Kupikir Aku Mampu

By Zulfa Rahmatina - 3:18 PM


Rupanya tidak. Entahlah, mungkin belum. Rasanya lukaku semakin sakit—atau rasa sakit yang karena frekuensi kemunculannya secara sporadis itu, membuat luka ini rasanya menjadi sama saja. Seperti pertama kalinya. Kadang-kadang aku memang tidak merasakannya. Ajaib. Tapi di lain waktu, seperti ini. Rasa nyerinya menjalar-jalar ke seluruh bagian hingga dadaku sesak. Sakit sekali.

Kadang, aku terlalu takut kehabisan napas karena satu luka ini. Padahal bukan organ pernapasanku yang bermasalah. Tentu saja terlepas dari itu, napasku sungguh berarti dari apa pun. Aku sama sekali tidak berpikir konyol untuk mengakhirinya meski luka tadi menyiksaku dan menghantam dengan keras berkali-kali. Meski aku sempat mengalami ketakutan berlebih pada setiap hal yang memungkinkanku untuk mendapat luka yang sama. Karena aku bukan manusia super, kupikir, aku lebih baik menghindarinya saja kan. Iya iya, aku berpikir pendek dan tidak ingin mengambil risiko. Aku takut terluka lagi dan tidak apa-apa jika kau menganggapku sebagai pengecut. Aku sudah melewati banyak hal menyakitkan. Aku juga memiliki pengalaman hampir tenggelam, oleh air mataku sendiri. Mengerikan, tapi aku masih selamat. Buktinya kita bisa sama-sama bersua di gubuk maya ini.

Ketika menyadari hal ini, aku sedikit terhenyak. Hei, kenapa aku bisa berada sejauh ini meski luka itu mendatangiku berulang kali? Apakah artinya aku bisa sembuh? Aku mulai mencermati hal-hal apa saja yang membuat luka tadi kadang-kadang tidak terasa—bahkan serasa tidak pernah ada. Aku mencatat pula bagaimana awalnya ia membuatku koyak seperti ini, mengelupas kulit ari, menimbulkan perih yang berkali-kali. Satu hal yang aku dapat, ternyata, kemarin-kemarin aku tidak banyak mengambil pelajaran. Aku masih menggantungkan harapanku kepada selain-Nya, dan hal itu pula yang membuatku jatuh terperosok kian dalam—ketika lagi-lagi aku mengulanginya. Bodoh, kan? Tapi tidak mengapa, kesalahan seringkali datang untuk membuat kita lebih baik lagi. Aku juga tidak akan menyangkal kebodohanku kemarin. Tidak juga mempedulikan orang-orang yang akan menertawakanku karena hal itu. Tertawalah puas-puas. Karena aku juga sedang sibuk berjuang keras. Semoga dengan itu pula aku bisa menjadi manusia yang lebih kuat lagi. Kata Jung, kita memang butuh beberapa benturan untuk bisa terbentuk—dalam konotasi baik dan buruk. Dalam kasusku, aku tentu saja ingin menjadi bentuk yang baik.
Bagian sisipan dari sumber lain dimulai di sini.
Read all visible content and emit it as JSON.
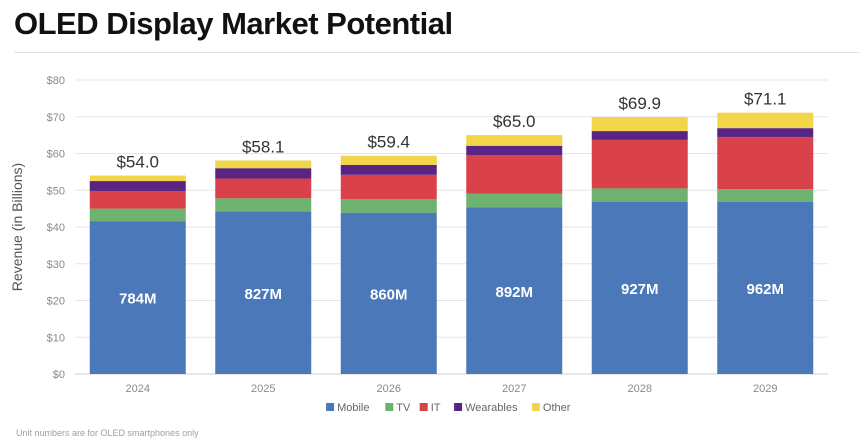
{
  "title": "OLED Display Market Potential",
  "footnote": "Unit numbers are for OLED smartphones only",
  "chart_data": {
    "type": "bar",
    "stacked": true,
    "categories": [
      "2024",
      "2025",
      "2026",
      "2027",
      "2028",
      "2029"
    ],
    "series": [
      {
        "name": "Mobile",
        "color": "#4a78b8",
        "values": [
          41.5,
          44.2,
          43.9,
          45.3,
          46.8,
          46.9
        ]
      },
      {
        "name": "TV",
        "color": "#6db36f",
        "values": [
          3.5,
          3.6,
          3.7,
          3.8,
          3.7,
          3.4
        ]
      },
      {
        "name": "IT",
        "color": "#d9424a",
        "values": [
          4.8,
          5.4,
          6.6,
          10.4,
          13.2,
          14.2
        ]
      },
      {
        "name": "Wearables",
        "color": "#5a2484",
        "values": [
          2.7,
          2.8,
          2.7,
          2.6,
          2.4,
          2.4
        ]
      },
      {
        "name": "Other",
        "color": "#f2d548",
        "values": [
          1.5,
          2.1,
          2.5,
          2.9,
          3.8,
          4.2
        ]
      }
    ],
    "totals": [
      "$54.0",
      "$58.1",
      "$59.4",
      "$65.0",
      "$69.9",
      "$71.1"
    ],
    "unit_labels": [
      "784M",
      "827M",
      "860M",
      "892M",
      "927M",
      "962M"
    ],
    "ylabel": "Revenue (in Billions)",
    "xlabel": "",
    "yticks": [
      "$0",
      "$10",
      "$20",
      "$30",
      "$40",
      "$50",
      "$60",
      "$70",
      "$80"
    ],
    "ylim": [
      0,
      80
    ],
    "grid": true,
    "legend_position": "bottom"
  }
}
Selama perjalanan ini, aku selalu berpikir bahwa menerima suatu hal berarti membiarkan diri dikuasai olehnya. Ternyata tidak. Hanya dengan menerima kita dapat menentukan sikap terhadapnya. Maka kini aku bertekad membuka diri dan membiarkannya menerima segala sesuatu datang menghampiriku. Entah itu baik dan buruk. Duka dan ria. Sedih dan gembira. Semuanya. Aku telah memahami pertolongan pertama pada luka batin, dan ...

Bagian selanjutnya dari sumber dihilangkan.